Fluid pump

I’ve been looking into a watering system for an outdoor vegetable garden and found the fluid pump on this site. I was wondering if any was possible to run it through an arduino? The idea is to have the fluid pump run from a rain catch only when water is needed.

What hardware would I need?

Does anyone know what gauge the power is?

Arduino can’t power this pump directly. You will need a transistor (FET) switch to turn it on or off.

You will need a sensor in the rain barrel to make sure it has water.

You will need a sensor in the ground to measure moisture.

You will need a power supply for the pump.

You will need a power supply for the Arduino and sensors.

You will need software to control it all.

Not sure power comes in gauges! Normaly power is in watts. Of course the more watts the thicker the gauge wire you might want…

Thank you for the help. I hate typing on phones something always gets dropped or changed. I meant the gauge wire the pump is. All the article says is heavy gauge wire.

The sensors and software I’m all set with as I am a hardware programmer by trade, but trying to get into PCB side of the house. Can you possibly provide a link to a transistor that would work?

This little kit should work just fine.

https://www.sparkfun.com/products/10256

Unless you are making a dozen of these things, a PCB is not needed. Hand wiring should be more than adequate.

Understood thanks for the quick reply.

Make sure you protect that MOSFET against voltage spikes. The first line of defence is a diode across the motor, but I always like to add protection with a TVS / Tranzorb across the MOSFET too.

The link provided has some build tutorials I was going to follow for the mosfet, but I’m trying to find a small 3 volt pump instead that should do the job to start.

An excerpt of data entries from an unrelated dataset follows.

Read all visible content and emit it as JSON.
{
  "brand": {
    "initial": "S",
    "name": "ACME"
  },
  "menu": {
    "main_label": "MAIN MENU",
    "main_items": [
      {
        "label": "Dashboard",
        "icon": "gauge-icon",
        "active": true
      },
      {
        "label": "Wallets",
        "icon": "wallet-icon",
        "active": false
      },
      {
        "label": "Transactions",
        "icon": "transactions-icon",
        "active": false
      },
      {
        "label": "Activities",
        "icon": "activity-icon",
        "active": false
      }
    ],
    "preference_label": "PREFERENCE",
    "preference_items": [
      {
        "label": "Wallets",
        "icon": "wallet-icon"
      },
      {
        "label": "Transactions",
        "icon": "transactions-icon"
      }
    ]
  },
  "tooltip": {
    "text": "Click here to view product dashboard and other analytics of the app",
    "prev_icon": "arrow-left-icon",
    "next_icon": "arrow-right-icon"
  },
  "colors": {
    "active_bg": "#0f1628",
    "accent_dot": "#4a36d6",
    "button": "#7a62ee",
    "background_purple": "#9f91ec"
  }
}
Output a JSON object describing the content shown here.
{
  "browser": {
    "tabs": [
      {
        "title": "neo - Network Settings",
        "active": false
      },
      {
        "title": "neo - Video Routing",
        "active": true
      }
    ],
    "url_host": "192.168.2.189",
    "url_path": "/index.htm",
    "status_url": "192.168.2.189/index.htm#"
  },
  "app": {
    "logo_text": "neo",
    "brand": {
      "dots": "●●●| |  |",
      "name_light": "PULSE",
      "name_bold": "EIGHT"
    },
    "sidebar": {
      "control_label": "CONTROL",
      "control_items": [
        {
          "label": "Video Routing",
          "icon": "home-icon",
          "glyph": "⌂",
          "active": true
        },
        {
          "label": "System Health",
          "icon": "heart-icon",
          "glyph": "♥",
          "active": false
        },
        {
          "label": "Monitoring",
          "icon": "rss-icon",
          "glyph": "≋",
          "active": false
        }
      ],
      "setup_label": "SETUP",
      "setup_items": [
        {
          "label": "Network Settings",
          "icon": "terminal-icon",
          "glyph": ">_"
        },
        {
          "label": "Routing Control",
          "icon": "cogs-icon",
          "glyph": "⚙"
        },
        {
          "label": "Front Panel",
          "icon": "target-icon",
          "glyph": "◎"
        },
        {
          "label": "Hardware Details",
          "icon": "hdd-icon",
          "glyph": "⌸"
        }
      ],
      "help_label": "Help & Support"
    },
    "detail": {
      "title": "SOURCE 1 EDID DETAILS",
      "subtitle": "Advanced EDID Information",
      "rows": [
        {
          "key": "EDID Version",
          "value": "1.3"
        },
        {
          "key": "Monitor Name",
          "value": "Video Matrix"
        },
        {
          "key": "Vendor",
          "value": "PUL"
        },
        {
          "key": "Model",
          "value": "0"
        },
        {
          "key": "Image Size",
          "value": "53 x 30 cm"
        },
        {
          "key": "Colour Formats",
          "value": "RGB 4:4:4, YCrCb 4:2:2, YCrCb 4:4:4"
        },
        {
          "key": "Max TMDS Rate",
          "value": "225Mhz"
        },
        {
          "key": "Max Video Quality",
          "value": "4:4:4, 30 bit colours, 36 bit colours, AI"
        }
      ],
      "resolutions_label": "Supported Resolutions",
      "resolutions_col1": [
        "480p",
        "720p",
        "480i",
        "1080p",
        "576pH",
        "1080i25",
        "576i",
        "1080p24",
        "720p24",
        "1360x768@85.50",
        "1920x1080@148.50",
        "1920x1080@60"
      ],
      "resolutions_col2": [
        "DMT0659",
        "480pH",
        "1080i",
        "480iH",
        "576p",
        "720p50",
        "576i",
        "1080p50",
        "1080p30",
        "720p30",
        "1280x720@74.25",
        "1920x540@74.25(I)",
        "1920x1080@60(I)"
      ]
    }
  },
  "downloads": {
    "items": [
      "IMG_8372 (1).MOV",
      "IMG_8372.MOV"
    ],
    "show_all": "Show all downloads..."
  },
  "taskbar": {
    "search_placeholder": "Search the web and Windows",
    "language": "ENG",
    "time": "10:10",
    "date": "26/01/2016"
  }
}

If you are trying to use a lower voltage so that the Arduino can directly power the pump, then you will need a tiny pump. Ouput pins on an Arduino are only capable of a handfull of milliamps of current. A pump that small would not feed water as fast as evaporation.

One possibility of smaller pumps are automotive windshield wiper pumps. You can get them at junk yards for peanuts. They do run on 12V and would need a power supply (small-ish wall wart) and a MOSFET as pointed to before.

No not planning on powering it from the arduino. I’ve always been taught separate and protect. I am a noob at this and do not want to get in over my head. Im just picking a project that I will enjoy and build from there.

fll-freak:
This little kit should work just fine.

https://www.sparkfun.com/products/10256

Unless you are making a dozen of these things, a PCB is not needed. Hand wiring should be more than adequate.

I am posting this to this thread because I am using the same pump: https://www.sparkfun.com/products/10455 and am trying to control it with an Arduino via the suggested above mosfet: https://www.sparkfun.com/products/10256. I have also tried a SPST relay. Neither are working. The pump runs for at max a few seconds before the Arduino resets. I imagine it is due to some king of overcurrent on one of the pins, but I dont actually have any idea. I have tried putting a 10uF capacitor in parallel with the pump, but that does not improve the situation. The pump works great when I connect it directly to the power 12V power supply.

I am kind of out of ideas besides taking a completely separate 12V supply and controlling it via a solid state relay. It would truly be the most inelegant solution available. If anybody has any other ideas I would be very appreciative.

Where are you getting the voltage to run the pump? If it is off the Arduino board then that will not work. The little tiny regulator on the Arduino is not sized to handle the current draw of a pump. The regulator overheats and shuts down to save itself.

Although inelegant, the motor will need its own power supply. But what you can do, is regulate this supply down to the voltage needed for the barrel connector on the Arduino (I seem to remember 7 to 12V).